Однажды вечером, когда Фаркуэр сидел с женой на скамье у ворот своей усадьбы, к ним на лошади подъехал солдат в серой униформе и попросил напиться. Миссис Фаркуэр была счастлива услужить ему и решила собственноручно принести воды. Пока она ходила в дом, ее муж приблизился к запыленному всаднику и стал расспрашивать того о последних новостях с фронта.
– Янки восстанавливают железные дороги, – сказал солдат, – и готовятся к новому наступлению. Сейчас они подошли к мосту через Совиный ручей, починили его и построили форт на северном берегу. Их командующий издал приказ – они его везде расклеили – о том, что любой штатский, уличенный в порче железнодорожного полотна, мостов, туннелей или подвижного состава, будет схвачен и повешен без суда. Я сам читал.
– А скажи, далеко ли до этого самого моста через Совиный ручей? – спросил Фаркуэр.
– Около тридцати миль.
– А на нашем берегу есть охрана?
– Небольшая. Сторожевой пост в полумиле от моста на железной дороге да часовой на самом мосту.
– А если бы некий кандидат в висельники, штатский, сумел пробраться незамеченным мимо поста и справился с часовым, – с улыбкой произнес Фаркуэр, – что бы он смог сделать?
Солдат задумался.
– Я был там с месяц назад, – ответил он, – и видел, что во время паводка к опорам моста с нашего берега прибило много плавника. Сейчас бревна высохли, мост деревянный – все вспыхнет, как пакля.
Разговор прервался, потому что леди принесла воды и дала солдату напиться. Он искренне поблагодарил ее, кивнул хозяину и ускакал. Через час, когда уже стемнело, он снова миновал плантацию, но теперь в обратном направлении. Это был разведчик – шпион федеральных войск.

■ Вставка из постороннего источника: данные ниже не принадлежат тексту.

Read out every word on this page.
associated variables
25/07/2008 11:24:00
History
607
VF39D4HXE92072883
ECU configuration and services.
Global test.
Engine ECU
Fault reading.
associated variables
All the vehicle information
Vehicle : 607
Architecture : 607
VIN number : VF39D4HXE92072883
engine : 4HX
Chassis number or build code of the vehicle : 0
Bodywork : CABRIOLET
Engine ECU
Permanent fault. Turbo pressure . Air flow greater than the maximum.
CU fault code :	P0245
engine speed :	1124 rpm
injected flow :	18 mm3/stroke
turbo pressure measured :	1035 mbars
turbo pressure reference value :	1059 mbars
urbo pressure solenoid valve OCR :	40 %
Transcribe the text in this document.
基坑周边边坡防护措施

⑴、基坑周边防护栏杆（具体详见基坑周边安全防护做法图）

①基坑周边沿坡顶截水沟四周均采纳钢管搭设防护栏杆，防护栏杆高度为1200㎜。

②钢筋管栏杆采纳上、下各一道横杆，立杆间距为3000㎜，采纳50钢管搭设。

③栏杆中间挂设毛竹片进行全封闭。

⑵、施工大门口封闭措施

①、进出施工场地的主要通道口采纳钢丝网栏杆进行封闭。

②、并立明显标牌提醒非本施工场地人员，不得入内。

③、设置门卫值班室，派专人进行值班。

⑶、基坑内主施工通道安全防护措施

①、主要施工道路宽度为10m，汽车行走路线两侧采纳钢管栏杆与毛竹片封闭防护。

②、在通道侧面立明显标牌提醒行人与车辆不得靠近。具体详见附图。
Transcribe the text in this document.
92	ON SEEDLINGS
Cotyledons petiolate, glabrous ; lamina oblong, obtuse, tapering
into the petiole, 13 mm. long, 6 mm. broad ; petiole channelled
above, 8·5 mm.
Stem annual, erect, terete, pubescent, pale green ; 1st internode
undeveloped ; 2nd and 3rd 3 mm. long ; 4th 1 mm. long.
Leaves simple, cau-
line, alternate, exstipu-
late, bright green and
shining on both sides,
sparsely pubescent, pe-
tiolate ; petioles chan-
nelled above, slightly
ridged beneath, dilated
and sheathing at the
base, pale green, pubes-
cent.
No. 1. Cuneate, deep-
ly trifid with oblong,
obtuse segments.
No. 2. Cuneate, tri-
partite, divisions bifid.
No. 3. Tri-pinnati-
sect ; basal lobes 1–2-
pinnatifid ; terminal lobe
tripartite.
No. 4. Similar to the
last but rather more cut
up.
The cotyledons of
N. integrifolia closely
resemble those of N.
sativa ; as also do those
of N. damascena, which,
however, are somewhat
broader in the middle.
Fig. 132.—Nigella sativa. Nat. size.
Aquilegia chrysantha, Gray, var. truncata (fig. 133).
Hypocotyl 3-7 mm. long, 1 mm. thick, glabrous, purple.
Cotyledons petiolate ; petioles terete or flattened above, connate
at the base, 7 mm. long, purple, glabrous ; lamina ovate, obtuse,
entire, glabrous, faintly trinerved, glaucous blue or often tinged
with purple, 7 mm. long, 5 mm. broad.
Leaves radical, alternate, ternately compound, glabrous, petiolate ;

Падая в пролет моста, Пейтон Фаркуэр потерял сознание, словно умер. Он очнулся – казалось, прошли века – от острой боли, сдавившей горло; за ней последовало удушье. Толчки резкой боли выстреливали от горла и пробегали мучительной волной по всему телу и конечностям, докатываясь до каждой клеточки. Боль мчалась по точно намеченному маршруту и пульсировала с невероятной частотой. Волны боли были похожи на потоки огня, накалявшие все его существо до нестерпимой температуры. Но до головы боль не доходила, – голова гудела от избытка прилившей крови. Эти ощущения не сопровождались мыслями. Та, способная мыслить часть его существа, уже была уничтожена; чувствовать – единственное, на что он был способен, и чувствовать было пыткой. Он ощущал, что движется. Словно гигантский маятник, он, лишенный материальной субстанции, огненный пульсирующий шар, заключенный в облако света, качался по невообразимой дуге колебаний. Затем внезапно все это кончилось: с пугающей необратимостью свет, в который он был заключен, с громким всплеском взлетел кверху, уши затопил неистовый рев, все его существо обступили холод и мрак. И вот тогда его мозг заработал снова: он понял, что веревка оборвалась и он упал в воду. Но не захлебнулся: петля, стягивающая его шею, не дала воде залить легкие. Смерть через повешение на дне реки! – сама идея показалась ему забавной и нелепой. Он открыл глаза, и его обступил сумрак, только высоко наверху был заметен отблеск света. Но как он был далек, как недосягаем! Он продолжал погружаться, потому что свет становился слабее и слабее, пока не превратился в едва заметное мерцание. Но затем свет стал расти, он прибывал и разгорался, и человек понял, что его выносит к поверхности, – понял с сожалением, потому что теперь ему было хорошо.